Un aspetto affascinante che l’articolo originale tocca, e che ci riguarda da vicino, è il ruolo dell’Italia come custode di questo sapere. Mentre in California si riscopre l’alberello, i maestri potatori italiani Simonit & Sirch (celebri consulenti friulani per tenute leggendarie come Château d’Yquem o Latour) utilizzano proprio queste vecchie viti americane come “aule a cielo aperto” per insegnare alle nuove generazioni i benefici di una potatura rispettosa.

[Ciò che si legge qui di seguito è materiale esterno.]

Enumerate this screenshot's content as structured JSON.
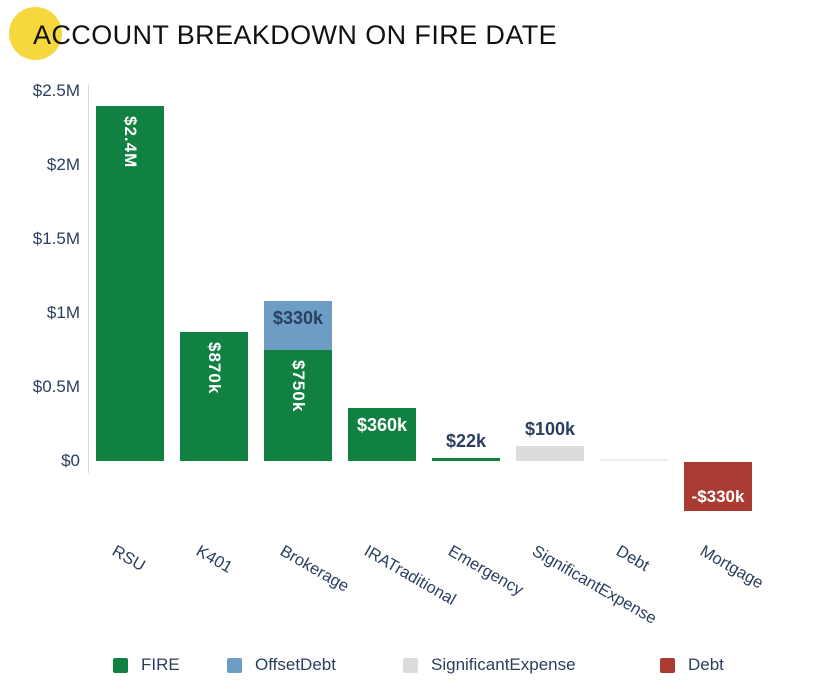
{
  "title": "ACCOUNT BREAKDOWN ON FIRE DATE",
  "decorations": {
    "title_badge_color": "#f6d73e"
  },
  "colors": {
    "fire": "#118141",
    "offset_debt": "#6d9dc5",
    "significant_expense": "#dcdcdc",
    "debt": "#a93b32",
    "zero_bar": "#ededed",
    "axis_text": "#2a3f5f",
    "axis_line": "#d9d9d9",
    "title_text": "#111111",
    "label_white": "#ffffff",
    "label_navy": "#2a3f5f"
  },
  "chart_data": {
    "type": "bar",
    "stacked": true,
    "title": "ACCOUNT BREAKDOWN ON FIRE DATE",
    "xlabel": "",
    "ylabel": "",
    "ylim": [
      -500000,
      2500000
    ],
    "grid": false,
    "legend_position": "bottom",
    "y_ticks": [
      {
        "label": "$2.5M",
        "value": 2500000
      },
      {
        "label": "$2M",
        "value": 2000000
      },
      {
        "label": "$1.5M",
        "value": 1500000
      },
      {
        "label": "$1M",
        "value": 1000000
      },
      {
        "label": "$0.5M",
        "value": 500000
      },
      {
        "label": "$0",
        "value": 0
      }
    ],
    "categories": [
      "RSU",
      "K401",
      "Brokerage",
      "IRATraditional",
      "Emergency",
      "SignificantExpense",
      "Debt",
      "Mortgage"
    ],
    "series": [
      {
        "name": "FIRE",
        "color_key": "fire",
        "values": [
          2400000,
          870000,
          750000,
          360000,
          22000,
          0,
          0,
          0
        ]
      },
      {
        "name": "OffsetDebt",
        "color_key": "offset_debt",
        "values": [
          0,
          0,
          330000,
          0,
          0,
          0,
          0,
          0
        ]
      },
      {
        "name": "SignificantExpense",
        "color_key": "significant_expense",
        "values": [
          0,
          0,
          0,
          0,
          0,
          100000,
          0,
          0
        ]
      },
      {
        "name": "Debt",
        "color_key": "debt",
        "values": [
          0,
          0,
          0,
          0,
          0,
          0,
          0,
          -330000
        ]
      }
    ],
    "segments": [
      {
        "cat": 0,
        "series": "FIRE",
        "value": 2400000,
        "base": 0,
        "label": "$2.4M",
        "label_pos": "inside-top-rotated",
        "label_color": "#ffffff"
      },
      {
        "cat": 1,
        "series": "FIRE",
        "value": 870000,
        "base": 0,
        "label": "$870k",
        "label_pos": "inside-top-rotated",
        "label_color": "#ffffff"
      },
      {
        "cat": 2,
        "series": "FIRE",
        "value": 750000,
        "base": 0,
        "label": "$750k",
        "label_pos": "inside-top-rotated",
        "label_color": "#ffffff"
      },
      {
        "cat": 2,
        "series": "OffsetDebt",
        "value": 330000,
        "base": 750000,
        "label": "$330k",
        "label_pos": "inside-top",
        "label_color": "#2a3f5f"
      },
      {
        "cat": 3,
        "series": "FIRE",
        "value": 360000,
        "base": 0,
        "label": "$360k",
        "label_pos": "inside-top",
        "label_color": "#ffffff"
      },
      {
        "cat": 4,
        "series": "FIRE",
        "value": 22000,
        "base": 0,
        "label": "$22k",
        "label_pos": "above",
        "label_color": "#2a3f5f"
      },
      {
        "cat": 5,
        "series": "SignificantExpense",
        "value": 100000,
        "base": 0,
        "label": "$100k",
        "label_pos": "above",
        "label_color": "#2a3f5f"
      },
      {
        "cat": 6,
        "series": "Debt",
        "value": 0,
        "base": 0,
        "label": "",
        "label_pos": "none",
        "label_color": ""
      },
      {
        "cat": 7,
        "series": "Debt",
        "value": -330000,
        "base": 0,
        "label": "-$330k",
        "label_pos": "inside-bottom",
        "label_color": "#ffffff"
      }
    ],
    "legend": [
      {
        "label": "FIRE",
        "color_key": "fire"
      },
      {
        "label": "OffsetDebt",
        "color_key": "offset_debt"
      },
      {
        "label": "SignificantExpense",
        "color_key": "significant_expense"
      },
      {
        "label": "Debt",
        "color_key": "debt"
      }
    ]
  },
  "layout_hints": {
    "legend_item_lefts": [
      113,
      227,
      403,
      660
    ]
  }
}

Se in America l’alberello è una scelta di nicchia, nel resto del mondo è spesso una necessità storica e climatica. L’autrice cita la Puglia, dove il primitivo ad alberello è parte integrante del paesaggio: Marzia Varvaglione, di Varvaglione 1921, spiega come il sistema radicale profondo di queste piante permetta loro di prosperare in climi caldi e secchi, offrendo una resilienza alla siccità che i sistemi moderni faticano a eguagliare. Lo stesso accade nel sud della Francia, in Spagna con la garnacha e il monastrell, o nelle Azzorre, dove le viti sono protette dai venti atlantici da muretti a secco, in una viticoltura che definiremmo “eroica”.
Il prezzo da pagare per questa qualità è altissimo: tutto deve essere fatto a mano. Non puoi passare con un trattore per cimare o vendemmiare. Rasmussen paragona la gestione di un vigneto a spalliera al gioco della dama, dove pensi una o due mosse avanti; gestire un alberello, invece, è come giocare a scacchi: devi prevedere le conseguenze di ogni taglio tra cinque o dieci anni.
Tuttavia, in un’epoca segnata dal cambiamento climatico, queste “vecchie signore” offrono vantaggi inaspettati. La loro chioma aperta garantisce un passaggio d’aria che riduce drasticamente il rischio di malattie come l’oidio, permettendo di limitare i trattamenti. Le radici profonde pescano nutrienti dove le viti giovani non arrivano, regalando vini di una complessità superiore. C’è, infine, un senso di responsabilità: possedere queste vigne significa essere custodi della storia. Come dice Kirkpatrick: “non voglio che queste viti spariscano durante il mio turno di guardia. Se onori i desideri della vigna, lei ti ricompenserà“.